Robert Harris is the best historical novelist on the scene today. He puts you in the time period. You come away knowing those people. Everything he writes is so readable.
Conspirata is a sequel to Harris’ novel Imperium, which chronicles the rise of Cicero in ancient Rome. He sticks to the facts and to the actual speeches of Cicero as much as possible, which is what make this so valuable. You feel you know these people afterwards.
Conspirata tells of Cicero’s consulship in which he ruled over the Roman Empire for a brief period, his work as a senator, and his brilliance as a lawyer and orator. It’s impossible to recommend this novel too highly; I loved it.

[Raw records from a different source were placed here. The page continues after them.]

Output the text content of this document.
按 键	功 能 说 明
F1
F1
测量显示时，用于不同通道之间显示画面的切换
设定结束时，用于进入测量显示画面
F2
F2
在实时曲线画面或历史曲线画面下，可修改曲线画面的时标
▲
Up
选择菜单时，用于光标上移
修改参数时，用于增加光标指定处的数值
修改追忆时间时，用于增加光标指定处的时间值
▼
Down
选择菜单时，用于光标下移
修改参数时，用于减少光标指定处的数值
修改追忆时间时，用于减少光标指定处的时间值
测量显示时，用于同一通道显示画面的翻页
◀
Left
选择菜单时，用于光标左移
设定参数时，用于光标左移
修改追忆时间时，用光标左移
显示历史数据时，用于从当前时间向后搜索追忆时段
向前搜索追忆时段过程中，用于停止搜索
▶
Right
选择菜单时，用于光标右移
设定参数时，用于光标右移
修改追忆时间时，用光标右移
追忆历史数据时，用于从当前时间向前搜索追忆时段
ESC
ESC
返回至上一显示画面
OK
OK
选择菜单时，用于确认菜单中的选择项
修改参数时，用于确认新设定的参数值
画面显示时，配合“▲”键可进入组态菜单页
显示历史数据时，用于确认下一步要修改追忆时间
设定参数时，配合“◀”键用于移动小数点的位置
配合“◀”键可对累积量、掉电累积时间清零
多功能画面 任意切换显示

I was struck by the conditions in Rome at the time the story begins, which is 63 B.C. This was the most civilized and progressive society known to western man at the time. We still speak of “the glory that was Rome.” It was glorious, but only to a point and dependent on the strata of society you occupied. Not everyone had it good.
Into this world, Jesus Christ was born. Into this culture the gospel came. To these people, God sent a Savior.
Here is an excerpt. As you read it, ask yourself, “Man, did these people ever need a Savior?”
Such was the state of the city on the eve of Cicero’s consulship–a vortex of hunger, rumor, and anxiety, of crippled veterans and bankrupt farmers begging at every corner; of roistering bands of drunken young men terrorizing shopkeepers; of women from good families openly prostituting themselves outside the taverns; of sudden conflagrations, violent tempests….and scavenging dogs; of fanatics, soothsayers, beggars, fights. (p. 7)
And that’s only one paragraph!
Superstition pervaded every aspect of life. When the Senate convened, before any business was enacted, priests performed rituals to determine “the auguries,” or supernatural signs. Flights of birds or lightning flashes were interpreted as warnings or encouragements.